Articolo di Leonardo Facco
Tra i “nazi-comunisti” che sono stati denunciati per apologia di reato, procurato allarme, violenza privata ed altro ancora, Luca Zaia è quello meno raccomandabile.
Con pettinatura e ghigno da gangster siculo-americano Anni ’30, con la tesserina della Lega in tasca (oggi l’unico vero partito nazional-socialista italiano), il presidente della Regione Veneto è la peggiore espressione della illiberalità fatta uomo.
La sua arroganza è arrivata al punto che, qualche giorno fa, all’inaugurazione di un pezzo di autostrada al confine fra Veneto e Friuli – dove era presente anche Fidenato – a precisa domanda di una giornalista sulla presenza dello stesso Fidenato ha risposto: “Fidenato chi?

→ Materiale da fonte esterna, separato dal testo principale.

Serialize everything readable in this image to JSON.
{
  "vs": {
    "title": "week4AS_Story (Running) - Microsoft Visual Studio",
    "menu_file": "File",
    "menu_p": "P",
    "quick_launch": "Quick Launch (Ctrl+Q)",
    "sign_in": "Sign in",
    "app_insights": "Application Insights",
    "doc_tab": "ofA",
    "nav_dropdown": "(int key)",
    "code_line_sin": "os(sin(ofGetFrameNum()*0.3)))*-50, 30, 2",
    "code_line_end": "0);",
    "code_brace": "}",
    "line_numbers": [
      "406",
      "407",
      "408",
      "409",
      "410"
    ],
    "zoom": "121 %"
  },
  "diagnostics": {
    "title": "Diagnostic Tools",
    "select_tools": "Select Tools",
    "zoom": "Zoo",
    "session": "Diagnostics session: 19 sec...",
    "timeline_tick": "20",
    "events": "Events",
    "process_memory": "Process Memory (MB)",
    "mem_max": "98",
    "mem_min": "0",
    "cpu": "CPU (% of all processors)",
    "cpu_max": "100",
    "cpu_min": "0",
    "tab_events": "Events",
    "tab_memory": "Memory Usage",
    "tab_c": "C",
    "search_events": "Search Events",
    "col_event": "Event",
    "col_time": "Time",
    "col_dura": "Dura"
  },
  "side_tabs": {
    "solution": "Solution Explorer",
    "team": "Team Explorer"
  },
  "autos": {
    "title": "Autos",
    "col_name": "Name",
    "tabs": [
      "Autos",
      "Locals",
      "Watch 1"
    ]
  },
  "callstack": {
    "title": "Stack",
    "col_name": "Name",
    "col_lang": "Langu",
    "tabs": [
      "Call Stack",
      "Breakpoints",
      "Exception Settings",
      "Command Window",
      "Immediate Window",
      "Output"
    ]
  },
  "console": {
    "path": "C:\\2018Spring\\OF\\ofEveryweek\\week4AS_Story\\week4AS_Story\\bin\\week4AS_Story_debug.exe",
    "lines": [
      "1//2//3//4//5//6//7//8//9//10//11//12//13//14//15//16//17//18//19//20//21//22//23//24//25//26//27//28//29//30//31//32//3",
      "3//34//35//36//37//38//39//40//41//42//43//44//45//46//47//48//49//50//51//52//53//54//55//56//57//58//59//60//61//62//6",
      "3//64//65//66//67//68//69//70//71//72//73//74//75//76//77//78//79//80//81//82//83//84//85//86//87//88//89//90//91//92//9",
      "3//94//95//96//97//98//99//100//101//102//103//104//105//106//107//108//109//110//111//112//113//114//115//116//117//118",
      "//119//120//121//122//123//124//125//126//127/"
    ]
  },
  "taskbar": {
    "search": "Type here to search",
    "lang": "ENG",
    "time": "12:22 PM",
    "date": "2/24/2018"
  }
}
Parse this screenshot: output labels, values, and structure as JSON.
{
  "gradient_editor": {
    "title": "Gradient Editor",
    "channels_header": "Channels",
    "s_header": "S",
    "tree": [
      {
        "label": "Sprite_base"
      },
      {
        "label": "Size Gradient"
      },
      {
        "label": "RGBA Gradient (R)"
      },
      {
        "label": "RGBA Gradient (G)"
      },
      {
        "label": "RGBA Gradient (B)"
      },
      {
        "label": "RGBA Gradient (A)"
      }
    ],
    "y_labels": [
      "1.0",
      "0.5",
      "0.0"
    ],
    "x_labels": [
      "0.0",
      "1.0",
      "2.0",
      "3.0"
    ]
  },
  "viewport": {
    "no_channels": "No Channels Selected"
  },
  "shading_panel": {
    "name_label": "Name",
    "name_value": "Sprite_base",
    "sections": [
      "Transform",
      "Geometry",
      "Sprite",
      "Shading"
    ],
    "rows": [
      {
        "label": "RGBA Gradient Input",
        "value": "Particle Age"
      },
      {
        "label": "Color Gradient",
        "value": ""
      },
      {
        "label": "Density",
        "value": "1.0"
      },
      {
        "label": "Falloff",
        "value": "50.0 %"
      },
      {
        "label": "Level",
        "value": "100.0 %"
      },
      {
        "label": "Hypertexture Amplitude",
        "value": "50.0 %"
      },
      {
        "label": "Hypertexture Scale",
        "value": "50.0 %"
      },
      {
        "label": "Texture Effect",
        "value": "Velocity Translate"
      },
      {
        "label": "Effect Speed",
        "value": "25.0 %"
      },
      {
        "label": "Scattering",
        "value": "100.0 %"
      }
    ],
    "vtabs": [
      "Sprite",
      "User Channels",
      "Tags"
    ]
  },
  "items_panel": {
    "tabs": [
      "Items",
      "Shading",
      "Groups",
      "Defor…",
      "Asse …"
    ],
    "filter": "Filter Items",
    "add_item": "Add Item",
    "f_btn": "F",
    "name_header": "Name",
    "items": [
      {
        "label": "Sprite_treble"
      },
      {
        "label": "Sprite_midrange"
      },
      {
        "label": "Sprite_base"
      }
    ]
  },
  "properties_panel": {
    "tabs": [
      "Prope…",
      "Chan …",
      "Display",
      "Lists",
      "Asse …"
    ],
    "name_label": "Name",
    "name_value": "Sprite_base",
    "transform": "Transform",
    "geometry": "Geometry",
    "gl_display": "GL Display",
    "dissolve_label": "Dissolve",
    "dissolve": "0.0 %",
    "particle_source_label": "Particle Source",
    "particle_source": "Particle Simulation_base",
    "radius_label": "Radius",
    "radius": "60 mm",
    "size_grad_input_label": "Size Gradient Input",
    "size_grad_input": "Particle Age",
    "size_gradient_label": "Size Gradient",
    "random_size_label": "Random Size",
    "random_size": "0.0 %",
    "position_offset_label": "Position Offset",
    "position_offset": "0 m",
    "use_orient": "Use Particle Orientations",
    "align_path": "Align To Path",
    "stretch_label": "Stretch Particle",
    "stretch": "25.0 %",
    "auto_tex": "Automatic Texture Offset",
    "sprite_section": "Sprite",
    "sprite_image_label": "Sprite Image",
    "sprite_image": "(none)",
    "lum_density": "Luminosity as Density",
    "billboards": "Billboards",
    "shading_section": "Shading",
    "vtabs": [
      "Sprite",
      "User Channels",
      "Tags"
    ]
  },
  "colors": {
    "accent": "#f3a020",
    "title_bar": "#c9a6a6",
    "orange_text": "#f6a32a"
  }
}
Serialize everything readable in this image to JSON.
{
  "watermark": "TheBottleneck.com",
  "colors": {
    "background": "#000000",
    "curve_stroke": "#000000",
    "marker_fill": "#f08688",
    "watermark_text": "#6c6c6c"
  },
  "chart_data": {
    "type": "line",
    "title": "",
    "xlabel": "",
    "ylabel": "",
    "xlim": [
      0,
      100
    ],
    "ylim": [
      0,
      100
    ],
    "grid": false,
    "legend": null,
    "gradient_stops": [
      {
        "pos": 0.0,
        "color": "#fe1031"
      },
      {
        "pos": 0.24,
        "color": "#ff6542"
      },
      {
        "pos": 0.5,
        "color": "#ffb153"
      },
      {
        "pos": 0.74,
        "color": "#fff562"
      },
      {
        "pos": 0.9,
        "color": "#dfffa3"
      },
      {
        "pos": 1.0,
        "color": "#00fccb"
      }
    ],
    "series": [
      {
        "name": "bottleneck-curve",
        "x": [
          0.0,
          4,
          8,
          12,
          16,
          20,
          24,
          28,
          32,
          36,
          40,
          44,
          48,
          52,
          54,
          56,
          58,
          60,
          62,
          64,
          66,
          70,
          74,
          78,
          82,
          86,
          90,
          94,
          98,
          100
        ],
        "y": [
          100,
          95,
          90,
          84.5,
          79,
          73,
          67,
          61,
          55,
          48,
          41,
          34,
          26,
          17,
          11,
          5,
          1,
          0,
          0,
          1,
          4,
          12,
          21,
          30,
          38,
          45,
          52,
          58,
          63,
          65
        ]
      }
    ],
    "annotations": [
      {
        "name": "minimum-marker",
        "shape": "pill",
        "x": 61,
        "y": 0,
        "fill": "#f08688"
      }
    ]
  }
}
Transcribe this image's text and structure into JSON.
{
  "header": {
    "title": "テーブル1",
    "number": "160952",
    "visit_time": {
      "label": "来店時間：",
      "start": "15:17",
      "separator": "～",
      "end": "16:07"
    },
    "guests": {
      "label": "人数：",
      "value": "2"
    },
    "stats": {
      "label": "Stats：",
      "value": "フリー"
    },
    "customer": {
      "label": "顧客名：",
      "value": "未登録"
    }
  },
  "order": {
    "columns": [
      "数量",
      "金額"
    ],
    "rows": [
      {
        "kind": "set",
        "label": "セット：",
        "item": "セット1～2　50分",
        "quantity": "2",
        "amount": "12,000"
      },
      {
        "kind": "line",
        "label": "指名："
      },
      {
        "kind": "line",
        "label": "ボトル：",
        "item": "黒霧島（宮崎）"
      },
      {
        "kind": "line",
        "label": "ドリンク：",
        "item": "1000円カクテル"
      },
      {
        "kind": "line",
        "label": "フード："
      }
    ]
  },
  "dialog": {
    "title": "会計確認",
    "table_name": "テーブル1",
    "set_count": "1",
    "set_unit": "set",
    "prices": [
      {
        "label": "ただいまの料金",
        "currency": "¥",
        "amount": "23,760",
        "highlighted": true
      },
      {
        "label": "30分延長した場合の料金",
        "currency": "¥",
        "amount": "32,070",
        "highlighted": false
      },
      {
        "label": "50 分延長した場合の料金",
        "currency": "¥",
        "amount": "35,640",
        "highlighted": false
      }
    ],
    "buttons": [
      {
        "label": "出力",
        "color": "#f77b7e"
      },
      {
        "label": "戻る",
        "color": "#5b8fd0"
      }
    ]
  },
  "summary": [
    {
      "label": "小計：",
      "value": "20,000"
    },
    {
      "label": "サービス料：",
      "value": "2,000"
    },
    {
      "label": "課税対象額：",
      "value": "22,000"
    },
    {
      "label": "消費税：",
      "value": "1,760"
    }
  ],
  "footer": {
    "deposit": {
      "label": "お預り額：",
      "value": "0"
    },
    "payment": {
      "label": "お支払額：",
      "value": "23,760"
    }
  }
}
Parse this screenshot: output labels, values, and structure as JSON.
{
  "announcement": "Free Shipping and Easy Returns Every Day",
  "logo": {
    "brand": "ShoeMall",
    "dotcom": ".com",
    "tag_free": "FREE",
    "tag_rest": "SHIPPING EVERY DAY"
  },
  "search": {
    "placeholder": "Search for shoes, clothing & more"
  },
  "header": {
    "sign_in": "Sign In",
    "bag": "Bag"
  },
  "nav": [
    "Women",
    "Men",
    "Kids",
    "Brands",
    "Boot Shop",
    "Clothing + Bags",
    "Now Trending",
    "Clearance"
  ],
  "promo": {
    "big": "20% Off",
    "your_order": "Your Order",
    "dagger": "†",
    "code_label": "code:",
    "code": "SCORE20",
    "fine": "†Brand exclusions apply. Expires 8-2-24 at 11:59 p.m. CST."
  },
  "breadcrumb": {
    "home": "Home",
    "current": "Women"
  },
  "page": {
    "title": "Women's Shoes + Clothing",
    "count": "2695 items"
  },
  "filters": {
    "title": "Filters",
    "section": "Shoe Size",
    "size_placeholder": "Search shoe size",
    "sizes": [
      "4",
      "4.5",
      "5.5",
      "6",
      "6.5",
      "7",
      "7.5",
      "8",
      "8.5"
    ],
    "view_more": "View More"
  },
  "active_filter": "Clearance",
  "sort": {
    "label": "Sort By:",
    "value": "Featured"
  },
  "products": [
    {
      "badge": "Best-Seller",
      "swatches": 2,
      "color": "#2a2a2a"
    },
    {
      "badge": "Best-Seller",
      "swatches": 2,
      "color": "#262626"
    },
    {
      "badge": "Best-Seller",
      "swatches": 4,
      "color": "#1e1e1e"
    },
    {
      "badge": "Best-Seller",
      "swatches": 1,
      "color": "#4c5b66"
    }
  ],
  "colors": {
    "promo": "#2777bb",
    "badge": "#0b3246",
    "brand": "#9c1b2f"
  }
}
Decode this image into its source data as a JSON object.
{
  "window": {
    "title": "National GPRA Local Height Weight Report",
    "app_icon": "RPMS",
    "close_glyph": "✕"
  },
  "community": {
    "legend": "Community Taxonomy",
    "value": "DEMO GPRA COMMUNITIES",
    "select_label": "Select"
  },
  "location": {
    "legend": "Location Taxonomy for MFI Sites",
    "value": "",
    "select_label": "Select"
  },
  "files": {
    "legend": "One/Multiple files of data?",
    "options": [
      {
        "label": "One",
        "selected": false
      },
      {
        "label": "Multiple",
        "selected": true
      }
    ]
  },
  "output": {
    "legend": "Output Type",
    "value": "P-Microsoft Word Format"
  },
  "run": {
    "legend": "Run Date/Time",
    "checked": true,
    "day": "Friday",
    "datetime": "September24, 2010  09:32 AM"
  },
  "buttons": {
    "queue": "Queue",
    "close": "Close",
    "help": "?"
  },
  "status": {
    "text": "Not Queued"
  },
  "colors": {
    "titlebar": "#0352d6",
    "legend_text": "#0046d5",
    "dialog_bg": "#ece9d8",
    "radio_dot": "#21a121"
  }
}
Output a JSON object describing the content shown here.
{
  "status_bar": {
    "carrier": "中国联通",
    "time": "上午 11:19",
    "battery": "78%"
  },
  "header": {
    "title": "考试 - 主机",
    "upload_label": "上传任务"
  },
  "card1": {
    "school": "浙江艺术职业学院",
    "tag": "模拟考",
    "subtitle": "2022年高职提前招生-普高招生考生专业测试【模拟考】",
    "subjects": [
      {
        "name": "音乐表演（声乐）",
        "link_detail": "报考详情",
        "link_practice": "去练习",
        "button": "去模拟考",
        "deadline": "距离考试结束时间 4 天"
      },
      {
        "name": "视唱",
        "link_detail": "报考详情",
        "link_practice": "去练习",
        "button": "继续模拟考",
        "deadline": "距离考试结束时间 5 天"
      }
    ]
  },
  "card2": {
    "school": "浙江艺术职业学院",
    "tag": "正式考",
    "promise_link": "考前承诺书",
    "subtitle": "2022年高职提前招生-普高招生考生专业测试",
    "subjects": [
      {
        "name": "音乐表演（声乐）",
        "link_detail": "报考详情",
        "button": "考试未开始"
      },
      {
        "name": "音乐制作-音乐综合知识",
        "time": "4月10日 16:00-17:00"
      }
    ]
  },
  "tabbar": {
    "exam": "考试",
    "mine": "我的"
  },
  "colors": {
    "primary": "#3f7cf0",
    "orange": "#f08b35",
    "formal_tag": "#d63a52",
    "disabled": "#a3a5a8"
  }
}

Non so chi sia e non mi interessa conoscerlo”! Che gentleman!
Questa pustola del leghismo, ancora oggi, ha emesso una nota in cui di fronte all’articolo del New York Times (non de “la Padania”) continua a sostenere una mirabolante serie di falsità sugli organismi biotech, tirando fuori una delle tante balle che piace usare solitamente ai suoi compagnucci di viaggio, i vandali dei centri-sociali, sulle cavie colpite da tumore.
Ma la battuta più divertente rilasciata da questo “parassita-istituzionale” che vive di soldi pubblici è la seguente: “C’è la necessità di mostrare alle multinazionali che non possono introdurre coltivazioni Frankenstein nel nostro Paese senza autorizzazione”.
Ostrega: multinazionali? Cibo Frankestein? Ops, irrispettabile signor Zaia, ma non s’è accorto di aver pestato l’ennesimo “merdone” sostenendo queste cose?
Vorrei riportarle alla mente una cosetta. 26 gennaio 2010, Ansa:
“ROMA – In uno dei luoghi più tipici del mangiar giovane, McDonald’s, la catena fast-food che annovera circa il 50% della clientela under 30, arriva un panino e l’insalata con sapori, ingredienti, e tipicità tutte italiane.
Si chiama McItaly, ed è la nuova linea 100% Made in Italy, con carne nazionale, appunto, olio extra vergine e prodotti certificati come l’Asiago Dop e la Bresaola della Valtellina Igp, in vendita da domani e per almeno sette settimane nei 392 punti vendita italiani.
A presentarlo, oggi nel primo punto vendita in Italia della multinazionale (Roma – Piazza di Spagna), è il ministro delle Politiche agricole Luca Zaia.
‘Sono grato a McDonald’s che si è prestata a questa grande operazione culturale’ ha detto Zaia”.
Caspiterina, che meravigliosa contraddizione! Lei, il paladino del radicchio trevigiano, s’è prestato a fare da uomo-immagine a una “MULTINAZIONALE” che vende “CIBO SPAZZATURA” e per di più con carne che proviene da animali alimentati con mangime ogm! Evito di riportarle le frasi sconclusionate dei suoi amichetti di “Ya Basta e dintorni” sulla catena McDonald’s, quelli che secondo lei “a Vivaro hanno ripristinato la legalità”.
Evito di ricordarle cosa pensano dei panini del gigante americano i componenti della sua tanto cara “task-force anti ogm”, zeppa di slowfoodisti e bio-voraci.
Mi permetto solo di renderla edotta di un’altra notizia, che i telegiornali leccaculisti non hanno sparato in prima serata come fecero quando vossignoria il doge, con cappello da chef e grembiulino, si fece fotografare in un ristorante romano (già romano, il territorio in cui il suo partito sguazza come un ratto nell’acqua di fogna).
Ecco la notizia, tratta da “Eco-blog” e datata 22 luglio 2010: Addio al Mc Italy: il panino di Zaia è un flop e Mc Donald’s lo toglie dai menù!
Ringo Starr, che faceva il musicista già negli Anni ’60 sosteneva: “Tutto quello che il governo tocca si trasforma in merda”! Ora, anche i capoccia di McDonald’s l’hanno constatato, dopo averla invitata a lanciare un panino.
Un tempo era ricordato come ministro? Da oggi, in poi lei, signor Zaia è e rimarrà sempre e solo un Mc-cialtrone!